Dalam mewujudkan transparansi ini sendiri, perusahaan harus menyediakan informasi yang cukup, akurat, dan tepat waktu kepada berbagai pihak yang berkepentingan dengan perusahaan tersebut. Setiap perusahaan, diharapkan pula dapat mempublikasikan informasi keuangan serta informasi lainnya yang material dan berdampak signifikan pada kinerja perusahaan secara akurat dan tepat waktu. Selain itu, para investor harus dapat mengakses informasi penting perusahaan secara mudah pada saat diperlukan.

Ada banyak manfaat yang bisa dipetik dari penerapan prinsip ini. Salah satunya, stakeholder dapat mengetahui risiko yang mungkin terjadi dalam melakukan transaksi dengan perusahaan. Kemudian, karena adanya informasi kinerja perusahaan yang diungkap secara akurat, tepat waktu, jelas, konsisten, dan dapat diperbandingkan, maka dimungkinkan terjadinya efisiensi pasar. Selanjutnya, jika prinsip transparansi dilaksanakan dengan baik dan tepat, akan dimungkinkan terhindarnya benturan kepentingan (conflict of interest) berbagai pihak dalam manajemen.

3. Accountability (Dapat Dipertanggungjawabkan)

Akuntabilitas adalah kejelasan fungsi, struktur, sistem dan pertangungjawaban organ perusahaan sehingga pengelolaan perusahaan terlaksana secara efektif.

Masalah yang sering ditemukan di perusahaan-perusahaan Indonesia adalah mandulnya fungsi pengawasan Dewan Komisaris. Atau justru sebaliknya, Komisaris Utama mengambil peran berikut wewenang yang seharusnya dijalankan direksi. Padahal, diperlukan kejelasan tugas serta fungsi organ perusahaan agar tercipta suatu mekanisme pengecekan dan perimbangan dalam mengelola perusahaan.

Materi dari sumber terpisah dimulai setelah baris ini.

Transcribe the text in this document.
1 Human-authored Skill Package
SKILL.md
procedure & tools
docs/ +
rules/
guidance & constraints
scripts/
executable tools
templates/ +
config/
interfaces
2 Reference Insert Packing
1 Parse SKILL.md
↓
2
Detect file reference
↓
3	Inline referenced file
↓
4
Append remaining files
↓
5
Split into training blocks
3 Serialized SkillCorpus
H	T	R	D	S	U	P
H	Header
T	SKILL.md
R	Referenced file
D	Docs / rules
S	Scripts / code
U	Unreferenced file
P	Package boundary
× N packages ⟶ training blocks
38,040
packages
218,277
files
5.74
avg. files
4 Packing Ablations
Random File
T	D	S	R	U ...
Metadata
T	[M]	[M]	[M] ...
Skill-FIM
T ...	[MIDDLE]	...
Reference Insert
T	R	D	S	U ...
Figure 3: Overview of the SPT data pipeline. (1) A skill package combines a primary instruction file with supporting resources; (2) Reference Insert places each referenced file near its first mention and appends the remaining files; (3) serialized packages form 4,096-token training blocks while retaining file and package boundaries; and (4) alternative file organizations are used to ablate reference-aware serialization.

Kewajiban untuk memiliki Komisaris Independen dan Komite Audit sebagaimana yang ditetapkan oleh Bursa Efek Jakarta, merupakan salah implementasi prinsip ini. Tepatnya, berupaya memberdayakan fungsi pengawasan Dewan Komisaris. Beberapa bentuk implementasi lain dari prinsip accountability antara lain:

Praktek Audit Internal yang Efektif, serta Kejelasan fungsi, hak, kewajiban, wewenang dan tanggung jawab dalam anggaran dasar

perusahaan dan Statement of Corporate Intent (Target Pencapaian Perusahaan di masa depan)

Bila prinsip accountability ini diterapkan secara efektif, maka ada kejelasan fungsi, hak, kewajiban, wewenang, dan tanggung jawab antara pemegang saham, dewan komisaris, serta direksi. Dengan adanya kejelasan inilah maka perusahaan akan terhindar dari kondisi agency problem (benturan kepentingan peran).

Page 5: 51622783 Definisi Good Corporate Governance

4. Responsibility (Pertanggungjawaban)

Pertanggungjawaban perusahaan adalah kesesuaian (patuh) di dalam pengelolaan perusahaan terhadap prinsip korporasi yang sehat serta peraturan perundangan yang berlaku. Peraturan yang berlaku di sini termasuk yang berkaitan dengan masalah pajak, hubungan industrial, perlindungan lingkungan hidup, kesehatan/ keselamatan kerja, standar penggajian, dan persaingan yang sehat.Beberapa contoh mengenai hal ini dapat dijelaskan sebagai berikut :

Kebijakan sebuah perusahaan makanan untuk mendapat sertifikat “HALAL”. Ini merupakan bentuk pertanggungjawaban kepada masyarakat. Lewat sertifikat ini, dari sisi konsumen, mereka akan merasa yakin bahwa makanan yang dikonsumsinya itu halal dan tidak merasa dibohongi perusahaan. Dari sisi Pemerintah, perusahaan telah mematuhi peraturan perundang-undangan yang berlaku (Peraturan Perlindungan Konsumen). Dari sisi perusahaan, kebijakan tersebut akan menjamin loyalitas konsumen sehingga kelangsungan usaha, pertumbuhan, dan kemampuan mencetak laba lebih terjamin, yang pada akhirnya memberi manfaat maksimal bagi pemegang saham.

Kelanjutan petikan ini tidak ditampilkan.